I have written the following command
#!/bin/bash
awk -v value=$newvalue -v row=$rownum -v col=1 'BEGIN{FS=OFS=","} NR==row {$col=value}1' "${file}".csv >> temp.csv && mv temp.csv "${file}".csv
Sample Input of file.csv
Header,1
Field1,Field2,Field3
1,ABC,4567
2,XYZ,7890
Assuiming $newvalue=3 ,$rownum=4 and col=1, then the above code will replace:
Required Output
Header,1
Field1,Field2,Field3
1,ABC,4567
3,XYZ,7890
So if I know the row and column, is it possible to replace the said value using grep, sed?
Edit1: Field3 will always have a unique value for their respective rows. ( in case that info helps anyway)
Assuming your CSV file is as simple as what you show (no commas in quoted fields), and your newvalue does not contain characters that sed would interpret in a special way (e.g. ampersands, slashes or backslashes), the following should work with just sed (tested with GNU sed):
sed -Ei "$rownum s/[^,]*/$newvalue/$col" file.csv
Demo:
$ cat file.csv
Header,1
Field1,Field2,Field3
1,ABC,4567
3,XYZ,7890
$ rownum=3
$ col=2
$ newvalue="NEW"
$ sed -Ei "$rownum s/[^,]*/$newvalue/$col" file.csv
$ cat file.csv
Header,1
Field1,Field2,Field3
1,NEW,4567
3,XYZ,7890
Explanations: $rownum is used as the address (here the line number) where to apply the following command. s is the sed substitute command. [^,]* is the regular expression to search for and replace: the longest possible string not containing a comma. $newvalue is the replacement string. $col is the occurrence to replace.
If newvalue may contain ampersands, slashes or backslashes we must sanitize it first:
sanitizednewvalue=$(sed -E 's/([/\&])/\\\1/g' <<< "$newvalue")
sed -Ei "$rownum s/[^,]*/$sanitizednewvalue/$col" file.csv
Demo:
$ newvalue='NEW&\/&NEW'
$ sanitizednewvalue=$(sed -E 's/([/\&])/\\\1/g' <<< "$newvalue")
$ echo "$sanitizednewvalue"
NEW\&\\\/\&NEW
$ sed -Ei "$rownum s/[^,]*/$sanitizednewvalue/$col" file.csv
$ cat file.csv
Header,1
Field1,Field2,Field3
1,NEW&\/&NEW,4567
3,XYZ,7890
With sed, how about:
#!/bin/bash
newvalue=3
rownum=4
col=1
sed -i -E "${rownum} s/(([^,]+,){$((col-1))})[^,]+/\\1${newvalue}/" file.csv
Result of file.csv
Header,1
Field1,Field2,Field3
1,ABC,4567
3,XYZ,7890
${rownum} matches the line number.
(([^,]+,){n}) matches the n-time repetition of the group of
non-comma characters followed by a comma.

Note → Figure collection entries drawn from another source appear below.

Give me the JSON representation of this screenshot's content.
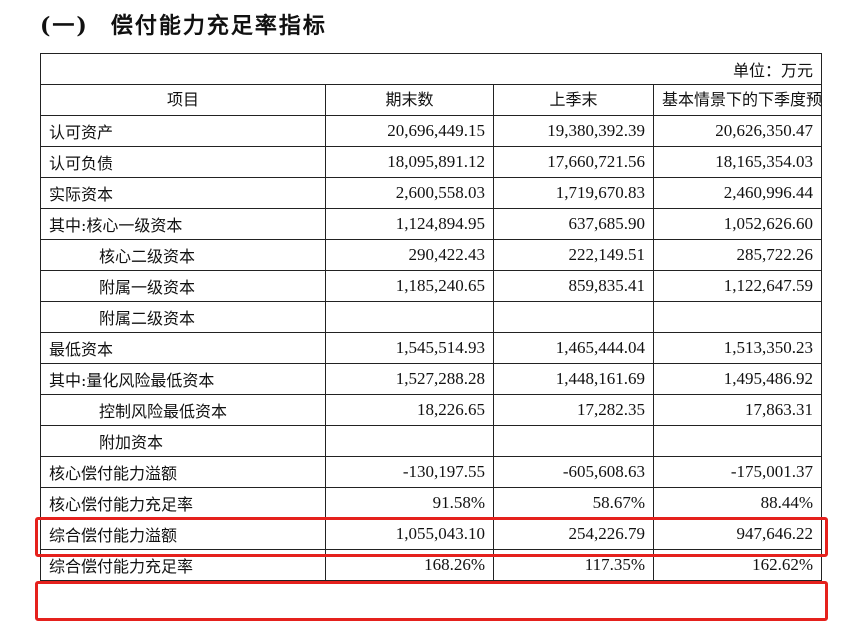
{
  "heading": {
    "number": "(一)",
    "title": "偿付能力充足率指标"
  },
  "table": {
    "unit": "单位：万元",
    "headers": [
      "项目",
      "期末数",
      "上季末",
      "基本情景下的下季度预测数"
    ],
    "rows": [
      {
        "label": "认可资产",
        "indent": false,
        "values": [
          "20,696,449.15",
          "19,380,392.39",
          "20,626,350.47"
        ]
      },
      {
        "label": "认可负债",
        "indent": false,
        "values": [
          "18,095,891.12",
          "17,660,721.56",
          "18,165,354.03"
        ]
      },
      {
        "label": "实际资本",
        "indent": false,
        "values": [
          "2,600,558.03",
          "1,719,670.83",
          "2,460,996.44"
        ]
      },
      {
        "label": "其中:核心一级资本",
        "indent": false,
        "values": [
          "1,124,894.95",
          "637,685.90",
          "1,052,626.60"
        ]
      },
      {
        "label": "核心二级资本",
        "indent": true,
        "values": [
          "290,422.43",
          "222,149.51",
          "285,722.26"
        ]
      },
      {
        "label": "附属一级资本",
        "indent": true,
        "values": [
          "1,185,240.65",
          "859,835.41",
          "1,122,647.59"
        ]
      },
      {
        "label": "附属二级资本",
        "indent": true,
        "values": [
          "",
          "",
          ""
        ]
      },
      {
        "label": "最低资本",
        "indent": false,
        "values": [
          "1,545,514.93",
          "1,465,444.04",
          "1,513,350.23"
        ]
      },
      {
        "label": "其中:量化风险最低资本",
        "indent": false,
        "values": [
          "1,527,288.28",
          "1,448,161.69",
          "1,495,486.92"
        ]
      },
      {
        "label": "控制风险最低资本",
        "indent": true,
        "values": [
          "18,226.65",
          "17,282.35",
          "17,863.31"
        ]
      },
      {
        "label": "附加资本",
        "indent": true,
        "values": [
          "",
          "",
          ""
        ]
      },
      {
        "label": "核心偿付能力溢额",
        "indent": false,
        "values": [
          "-130,197.55",
          "-605,608.63",
          "-175,001.37"
        ]
      },
      {
        "label": "核心偿付能力充足率",
        "indent": false,
        "values": [
          "91.58%",
          "58.67%",
          "88.44%"
        ]
      },
      {
        "label": "综合偿付能力溢额",
        "indent": false,
        "values": [
          "1,055,043.10",
          "254,226.79",
          "947,646.22"
        ]
      },
      {
        "label": "综合偿付能力充足率",
        "indent": false,
        "values": [
          "168.26%",
          "117.35%",
          "162.62%"
        ]
      }
    ]
  },
  "highlight_color": "#e5211d"
}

Then it should be the substring
before the target (to be substituted) column by assigning n to
col - 1.
Let's Try to Implement sed command
Let us consider a sample CSV file with the following content:
$ cat file
Solaris,25,11
Ubuntu,31,2
Fedora,21,3
LinuxMint,45,4
RedHat,12,5
To remove the 1st field or column :
$ sed 's/[^,]*,//' file
25,11
31,2
21,3
45,4
12,5
This regular expression searches for a sequence of non-comma([^,]*) characters and deletes them which results in the 1st field getting removed.
To print only the last field, OR remove all fields except the last field:
$ sed 's/.*,//' file
11
2
3
4
5
This regex removes everything till the last comma(.*,) which results in deleting all the fields except the last field.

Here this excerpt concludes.